Kidnappings seem to be on the rise in South Africa, and being vigilant about your safety at all times is essential to avoid becoming a victim of kidnappers, children and young adults need to be taught this as well.
Wahl Bartmann, CEO of Fidelity Services Group, has confirmed that they have increased patrols at schools in their coverage area between drop-off and home time.
Bartmann urged parents to provide their children with knowledge and make them street smart, as well as the confidence to report any potentially unusual circumstance, whether in person or online.
He reiterates that the “clients“ in kidnapping cases are as diverse as the crime itself; they can be anyone from criminal organisations and political extremists to ransom kidnappers, ”express“ kidnappers and family members embroiled in a dispute of some sort.
He shares simple actions which can keep a child or young adult safe.
Teach your children
They must always walk to or from school with a friend or friends. Stick to streets they know never take shortcuts through quiet areas or empty parking lots and never walk with cellphones and iPads in full view.
If they get picked up at school, they should never leave the premises but always wait inside the schoolgrounds for their lift to arrive.
Younger children particularly must never get into a stranger’s car, even if the stranger claims that someone they love is hurt and that they have been sent to pick them up. Remind them that you would never send someone they don’t know to fetch them.
Consider using a password system. If the person coming to collect you from school cannot repeat the password you and your child agreed on, they should not get into the car but immediately ask for help.

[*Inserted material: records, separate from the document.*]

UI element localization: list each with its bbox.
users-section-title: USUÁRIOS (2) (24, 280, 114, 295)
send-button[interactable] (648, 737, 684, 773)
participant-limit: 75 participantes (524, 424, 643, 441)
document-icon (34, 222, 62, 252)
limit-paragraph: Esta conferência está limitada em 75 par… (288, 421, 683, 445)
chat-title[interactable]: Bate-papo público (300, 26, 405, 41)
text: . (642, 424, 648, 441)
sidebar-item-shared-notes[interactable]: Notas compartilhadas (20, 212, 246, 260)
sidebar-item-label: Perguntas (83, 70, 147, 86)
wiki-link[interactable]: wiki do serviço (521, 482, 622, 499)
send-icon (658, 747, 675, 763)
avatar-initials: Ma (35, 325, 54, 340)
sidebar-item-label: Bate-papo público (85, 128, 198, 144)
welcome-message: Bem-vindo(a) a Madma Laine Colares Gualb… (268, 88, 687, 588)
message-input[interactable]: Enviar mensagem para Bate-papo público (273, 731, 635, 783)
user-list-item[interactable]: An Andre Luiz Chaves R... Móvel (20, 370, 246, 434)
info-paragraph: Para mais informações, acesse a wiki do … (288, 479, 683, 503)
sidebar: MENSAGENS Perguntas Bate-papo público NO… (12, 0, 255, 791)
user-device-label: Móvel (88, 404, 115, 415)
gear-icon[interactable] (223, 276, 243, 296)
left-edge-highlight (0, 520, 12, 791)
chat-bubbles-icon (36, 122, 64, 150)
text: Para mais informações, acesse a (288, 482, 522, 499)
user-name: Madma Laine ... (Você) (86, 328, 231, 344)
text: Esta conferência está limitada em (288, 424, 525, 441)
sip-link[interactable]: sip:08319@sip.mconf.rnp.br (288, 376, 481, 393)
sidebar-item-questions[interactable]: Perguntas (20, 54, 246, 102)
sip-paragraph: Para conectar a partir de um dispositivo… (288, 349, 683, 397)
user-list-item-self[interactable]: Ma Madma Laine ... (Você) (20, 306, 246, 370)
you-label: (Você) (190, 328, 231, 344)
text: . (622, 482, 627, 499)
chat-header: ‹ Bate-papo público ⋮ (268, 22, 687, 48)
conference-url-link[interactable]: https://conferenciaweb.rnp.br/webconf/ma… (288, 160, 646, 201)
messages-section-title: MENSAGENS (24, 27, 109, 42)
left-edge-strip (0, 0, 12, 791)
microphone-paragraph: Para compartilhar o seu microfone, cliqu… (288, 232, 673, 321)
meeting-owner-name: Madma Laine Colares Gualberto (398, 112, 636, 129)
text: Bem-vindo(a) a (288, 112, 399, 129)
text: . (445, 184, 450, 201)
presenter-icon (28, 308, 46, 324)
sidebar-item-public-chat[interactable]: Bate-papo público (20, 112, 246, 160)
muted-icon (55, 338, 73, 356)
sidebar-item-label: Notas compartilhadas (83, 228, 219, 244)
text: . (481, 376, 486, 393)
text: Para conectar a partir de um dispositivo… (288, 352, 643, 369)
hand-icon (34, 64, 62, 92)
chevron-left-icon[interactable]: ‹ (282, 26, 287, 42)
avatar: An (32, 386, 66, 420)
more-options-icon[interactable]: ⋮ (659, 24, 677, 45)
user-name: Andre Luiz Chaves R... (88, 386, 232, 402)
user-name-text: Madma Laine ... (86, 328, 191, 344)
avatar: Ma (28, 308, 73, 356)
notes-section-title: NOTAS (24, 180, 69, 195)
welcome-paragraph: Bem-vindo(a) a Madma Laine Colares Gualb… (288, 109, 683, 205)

If a stranger approaches your child, they should not talk to them no matter how friendly they may seem. If someone tries to grab them, they need to fight, kick and shout.
If your child does encounter any suspicious activity, encourage them to get a good look and memorise their physical details and clothing, as well as the vehicle they are in. Listen for any names or other details that might help identify them later.

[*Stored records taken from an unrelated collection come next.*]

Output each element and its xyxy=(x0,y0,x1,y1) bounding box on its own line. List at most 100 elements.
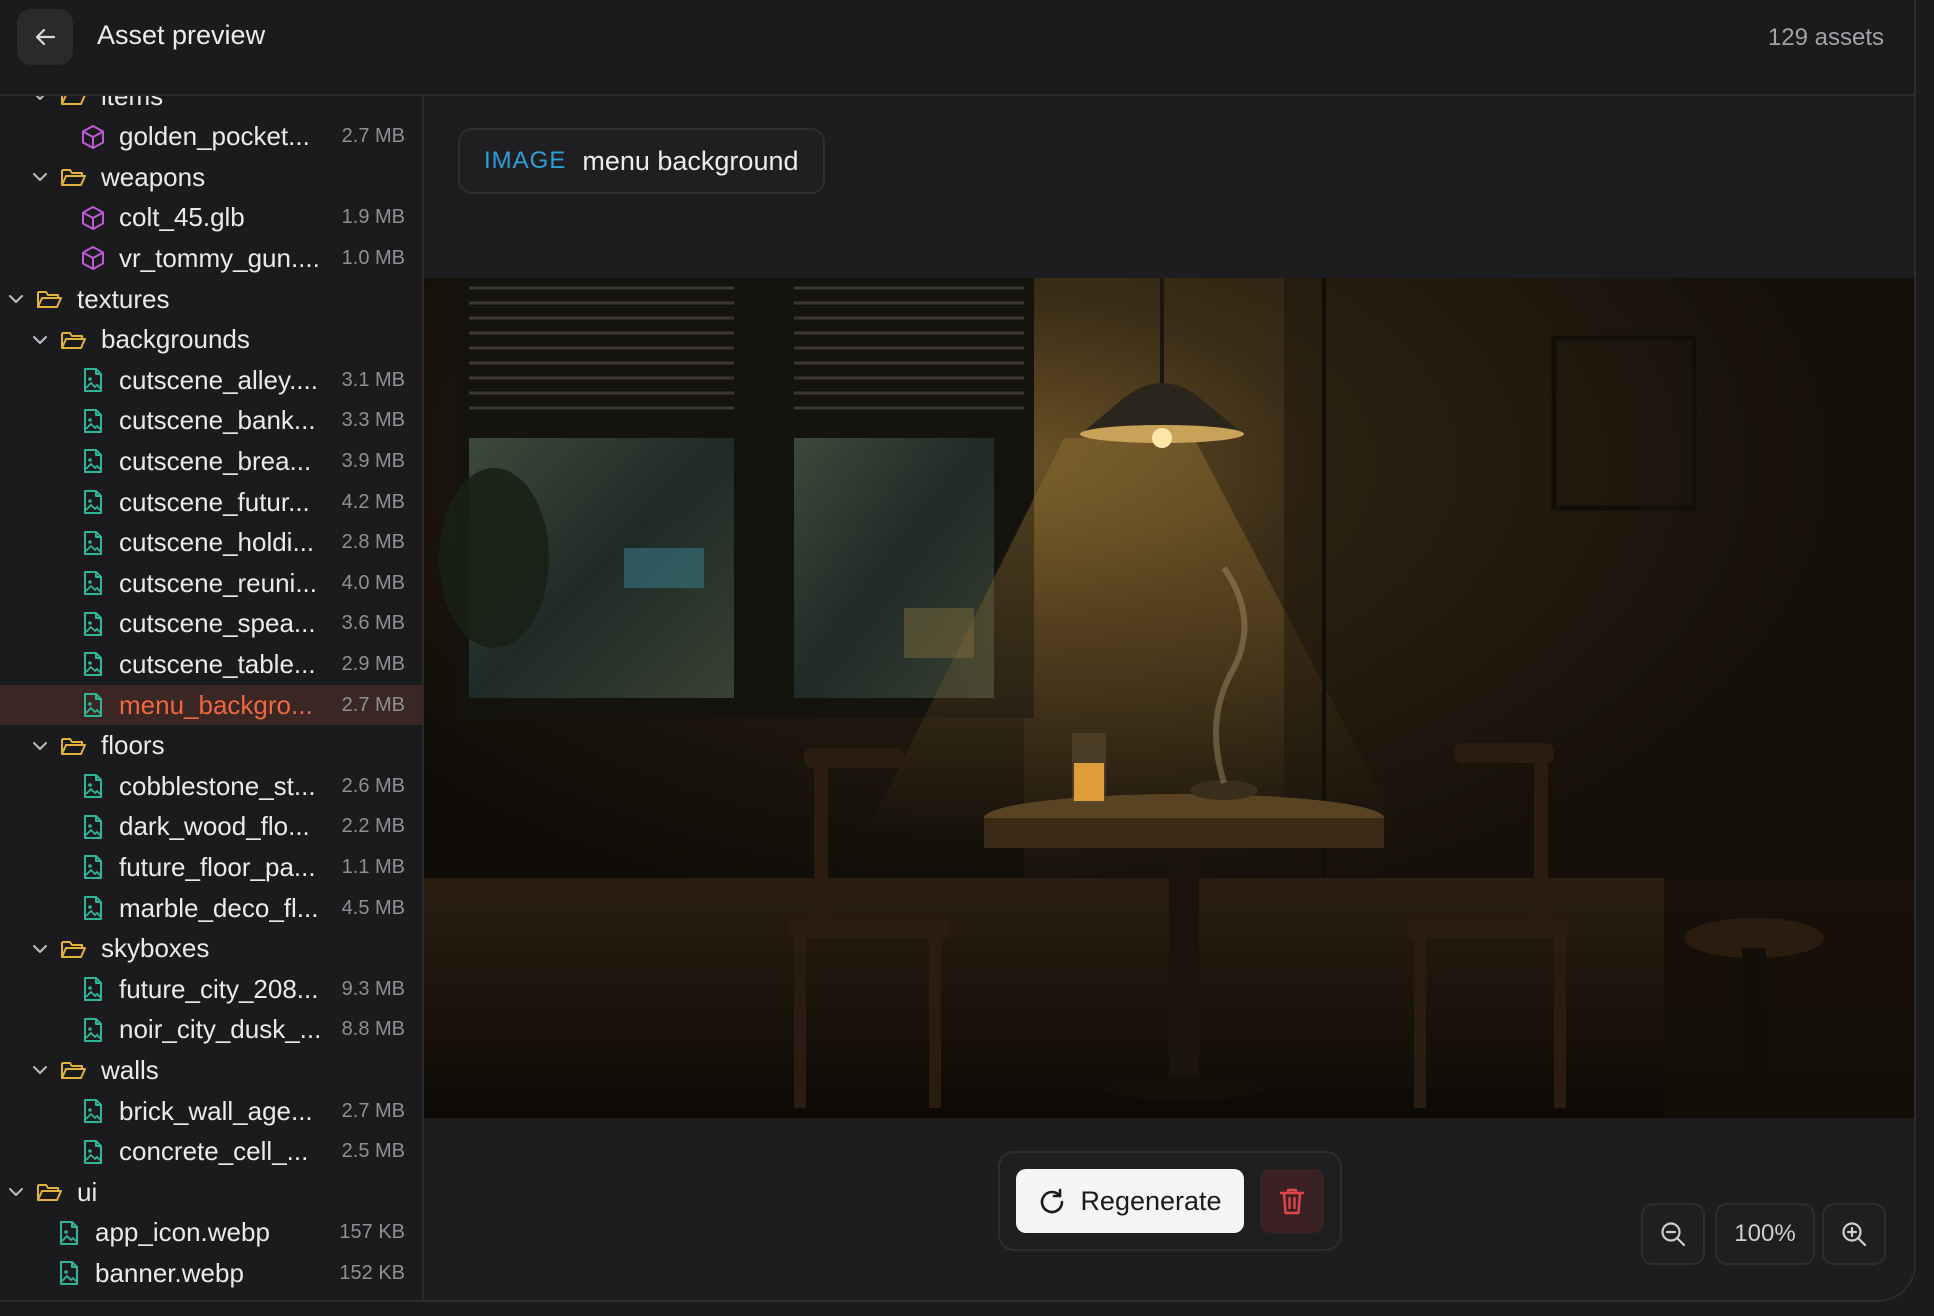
file-size: 1.0 MB xyxy=(341,246,405,269)
refresh-icon xyxy=(1041,1188,1064,1214)
tree-file-row[interactable]: banner.webp 152 KB xyxy=(0,1253,422,1293)
tree-folder-row[interactable]: ui xyxy=(0,1172,422,1212)
image-file-icon xyxy=(84,490,102,514)
arrow-left-icon xyxy=(35,28,56,46)
chevron-down-icon[interactable] xyxy=(30,736,50,756)
chevron-down-icon[interactable] xyxy=(30,167,50,187)
tree-item-label: cutscene_bank... xyxy=(119,405,316,436)
folder-open-icon xyxy=(61,1062,86,1080)
file-size: 157 KB xyxy=(339,1221,405,1244)
preview-panel: IMAGE menu background Regenerate 100% xyxy=(424,96,1914,1300)
image-file-icon xyxy=(84,977,102,1002)
tree-folder-row[interactable]: walls xyxy=(0,1050,422,1090)
image-file-icon xyxy=(84,449,102,474)
back-button[interactable] xyxy=(17,9,73,65)
zoom-in-icon xyxy=(1842,1222,1867,1247)
tree-file-row[interactable]: future_floor_pa... 1.1 MB xyxy=(0,847,422,887)
tree-file-row[interactable]: cutscene_table... 2.9 MB xyxy=(0,644,422,684)
image-file-icon xyxy=(84,693,102,717)
tree-item-label: skyboxes xyxy=(101,933,210,964)
tree-item-label: banner.webp xyxy=(95,1257,244,1288)
image-file-icon xyxy=(84,1099,102,1123)
file-size: 2.7 MB xyxy=(341,1099,405,1122)
chevron-down-icon[interactable] xyxy=(30,1060,50,1080)
tree-item-label: cutscene_spea... xyxy=(119,608,316,639)
tree-item-label: marble_deco_fl... xyxy=(119,892,319,923)
zoom-level: 100% xyxy=(1715,1203,1815,1265)
tree-folder-row[interactable]: textures xyxy=(0,279,422,319)
image-file-icon xyxy=(84,774,102,799)
tree-file-row[interactable]: marble_deco_fl... 4.5 MB xyxy=(0,888,422,928)
tree-file-row[interactable]: vr_tommy_gun.... 1.0 MB xyxy=(0,238,422,278)
tree-file-row[interactable]: cutscene_spea... 3.6 MB xyxy=(0,604,422,644)
tree-file-row[interactable]: future_city_208... 9.3 MB xyxy=(0,969,422,1009)
tree-folder-row[interactable]: items xyxy=(0,96,422,116)
tree-file-row[interactable]: cutscene_bank... 3.3 MB xyxy=(0,401,422,441)
tree-item-label: noir_city_dusk_... xyxy=(119,1014,322,1045)
tree-file-row[interactable]: cutscene_holdi... 2.8 MB xyxy=(0,523,422,563)
chevron-down-icon[interactable] xyxy=(30,96,50,106)
delete-button[interactable] xyxy=(1260,1169,1324,1233)
tree-item-label: concrete_cell_... xyxy=(119,1136,309,1167)
tree-item-label: cobblestone_st... xyxy=(119,770,316,801)
tree-file-row[interactable]: cutscene_reuni... 4.0 MB xyxy=(0,563,422,603)
tree-file-row[interactable]: cutscene_alley.... 3.1 MB xyxy=(0,360,422,400)
tree-item-label: app_icon.webp xyxy=(95,1217,270,1248)
tree-item-label: backgrounds xyxy=(101,324,250,355)
tree-item-label: weapons xyxy=(101,161,206,192)
tree-folder-row[interactable]: skyboxes xyxy=(0,929,422,969)
preview-area xyxy=(424,278,1914,1118)
chevron-down-icon[interactable] xyxy=(30,330,50,350)
file-size: 4.0 MB xyxy=(341,571,405,594)
tree-item-label: cutscene_holdi... xyxy=(119,527,315,558)
tree-file-row[interactable]: golden_pocket... 2.7 MB xyxy=(0,117,422,157)
zoom-in-button[interactable] xyxy=(1822,1203,1886,1265)
image-file-icon xyxy=(84,571,102,596)
tree-file-row[interactable]: brick_wall_age... 2.7 MB xyxy=(0,1091,422,1131)
image-file-icon xyxy=(84,368,102,393)
asset-count: 129 assets xyxy=(1767,24,1884,51)
image-file-icon xyxy=(84,611,102,636)
asset-name: menu background xyxy=(582,145,799,176)
noir-cafe-scene xyxy=(424,278,1914,1118)
tree-file-row[interactable]: colt_45.glb 1.9 MB xyxy=(0,198,422,238)
tree-item-label: cutscene_futur... xyxy=(119,486,310,517)
page-title: Asset preview xyxy=(97,20,266,50)
image-file-icon xyxy=(84,408,102,433)
tree-item-label: future_floor_pa... xyxy=(119,851,316,882)
tree-item-label: cutscene_reuni... xyxy=(119,567,318,598)
tree-item-label: cutscene_brea... xyxy=(119,445,312,476)
tree-file-row[interactable]: cutscene_brea... 3.9 MB xyxy=(0,441,422,481)
regenerate-button[interactable]: Regenerate xyxy=(1016,1169,1244,1233)
folder-open-icon xyxy=(37,1184,62,1202)
tree-file-row[interactable]: concrete_cell_... 2.5 MB xyxy=(0,1132,422,1172)
preview-image[interactable] xyxy=(424,278,1914,1118)
tree-folder-row[interactable]: floors xyxy=(0,726,422,766)
tree-item-label: vr_tommy_gun.... xyxy=(119,242,320,273)
zoom-out-icon xyxy=(1661,1222,1686,1247)
tree-item-label: cutscene_alley.... xyxy=(119,364,318,395)
image-file-icon xyxy=(84,530,102,555)
tree-file-row[interactable]: app_icon.webp 157 KB xyxy=(0,1213,422,1253)
chevron-down-icon[interactable] xyxy=(6,289,26,309)
zoom-out-button[interactable] xyxy=(1641,1203,1705,1265)
file-size: 3.3 MB xyxy=(341,409,405,432)
image-file-icon xyxy=(84,1139,102,1164)
tree-file-row[interactable]: cutscene_futur... 4.2 MB xyxy=(0,482,422,522)
tree-file-row[interactable]: menu_backgro... 2.7 MB xyxy=(0,685,422,725)
tree-file-row[interactable]: dark_wood_flo... 2.2 MB xyxy=(0,807,422,847)
image-file-icon xyxy=(84,814,102,839)
chevron-down-icon[interactable] xyxy=(30,939,50,959)
tree-file-row[interactable]: noir_city_dusk_... 8.8 MB xyxy=(0,1010,422,1050)
file-size: 2.8 MB xyxy=(341,531,405,554)
tree-folder-row[interactable]: backgrounds xyxy=(0,320,422,360)
file-size: 4.5 MB xyxy=(341,896,405,919)
chevron-down-icon[interactable] xyxy=(6,1182,26,1202)
folder-open-icon xyxy=(61,331,86,349)
tree-file-row[interactable]: cobblestone_st... 2.6 MB xyxy=(0,766,422,806)
folder-open-icon xyxy=(61,169,86,187)
tree-folder-row[interactable]: weapons xyxy=(0,157,422,197)
tree-item-label: brick_wall_age... xyxy=(119,1095,313,1126)
asset-type-label: IMAGE xyxy=(484,147,567,174)
tree-item-label: cutscene_table... xyxy=(119,648,316,679)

Make sure your children memorise their full names, address and phone number. Using a play phone, teach them when and how to dial 10111. If they are older they should have emergency numbers programmed into their phone or consider having a safety App on their phone.
• Older children should keep their valuables out of sight at all times and not use headphones as this dampens their ability to sense their surroundings.
“The more you cut your senses off the easier it is for someone to take you by surprise. Stay alert!” says Bartmann
Alter their route: If they are walking home or to public transport they need to alter their route. Even if it takes longer, always use a route that is well-lit and populated with houses and other walkers instead of taking shortcuts through less-friendly areas. If you feel threatened, you can at least knock on someone’s door for help if you’re walking through a familiar neighbourhood.
If you are using a taxi service, ensure it is a bona fide service provider.
Be extra-cautious to go and meet anyone who befriends you on social media. Always meet in a public space with two or three friends as back-up.
Be cautious about being lured by people offering you a job or modelling contract. Remember safety in numbers.
Being open and honest is the only way to approach the dangers of social media with children, Bartmann says.
“We live in the digital age so it is difficult for parents to deny their children social media, as it’s tremendously useful for educational resources and to connect them with their peers. However, the platforms children use today can also make them easy targets for predators and kidnappers,” he says.